La survenue de ces épidémies successives de grippe aviaire ces dernières années et la production nouvelle de vaccins adaptés aurait pourtant été l'occasion présente en connaissance de cause de vous ressaisir, de vous racheter. En rappelant fermement à la raison les laboratoires pour qu'ils déposent des dossiers de demande de mise en marché des vaccins grippe aviaire prévoyant, pour les conditionnements disponibles, des tailles, et des tarifs adaptés, à celles de toutes les structures d'élevage avicoles existantes. D'autant plus que nous sommes donc ici dans le cadre d'une maladie soumise à contrôle légal obligatoire et que c'est l'État qui va financer .... Vous ne l'avez donc pas fait, nous ne vous demandons pas le pourquoi des raisons de ce choix injuste socialement et incohérent sur le plan sanitaire, nous ne le savons que trop. C'est une incurie !
Nous continuerons donc ce combat juste et majeur jusqu'à sa résolution effective. En premier lieu en informant à nouveau tous les élus de la nation, afin qu'ils nous aident encore à mieux contrôler et rectifier tous ces fonctionnements honteux, c'est fort heureusement, notamment, leur rôle primordial.
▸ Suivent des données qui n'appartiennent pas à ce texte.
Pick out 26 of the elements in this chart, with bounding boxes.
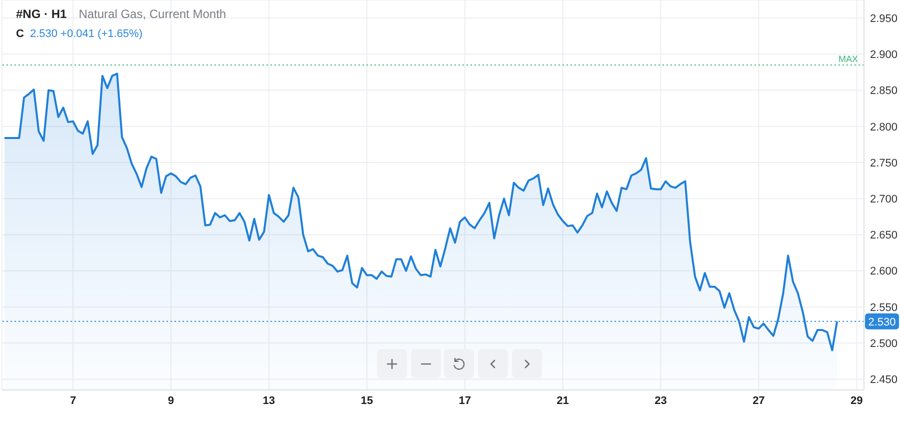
- y-tick-label: 2.750: [870, 157, 898, 170]
- y-tick-label: 2.800: [870, 121, 898, 134]
- ref-line-label: MAX: [838, 54, 858, 64]
- text: #NG · H1: [16, 7, 67, 21]
- x-tick-label: 13: [262, 394, 276, 407]
- annotation: C: [16, 28, 24, 40]
- text: Natural Gas, Current Month: [78, 7, 226, 21]
- x-tick-label: 17: [458, 394, 471, 407]
- y-tick-label: 2.900: [870, 49, 898, 62]
- x-tick-label: 27: [752, 394, 765, 407]
- y-tick-label: 2.700: [870, 194, 898, 206]
- y-tick-label: 2.450: [870, 374, 898, 386]
- y-tick-label: 2.850: [870, 85, 898, 98]
- y-tick-label: 2.500: [870, 338, 898, 350]
- y-tick-label: 2.600: [870, 266, 898, 278]
- y-tick-label: 2.650: [870, 230, 898, 242]
- x-tick-label: 21: [556, 394, 569, 407]
- x-tick-label: 15: [360, 394, 374, 407]
- x-tick-label: 9: [168, 394, 174, 407]
- x-tick-label: 29: [850, 394, 863, 407]
- y-tick-label: 2.950: [870, 12, 898, 25]
- x-tick-label: 23: [654, 394, 667, 407]
- x-tick-label: 7: [70, 394, 76, 407]
- y-tick-label: 2.550: [870, 302, 898, 314]
- annotation: 2.530 +0.041 (+1.65%): [30, 28, 142, 40]
- ref-line-label: 2.530: [868, 316, 896, 328]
Les laboratoires vétérinaires pharmaceutiques devraient de toute urgence revoir et refaire leur copie, pour les dossiers de demande de mise en marché actuellement étudiés par l'ANMV.
Liberté, Égalité, Fraternité
Pour le Collectif Ruralité – Vaccins Volailles, Philippe CARASSOU éleveur amateur naisseur sélectionneur en race Marans, Champion de France et Double Champion d'Aquitaine, Animateur de la Pétition Vaccins Volailles, Président du Conservatoire Avicole du Bouaou.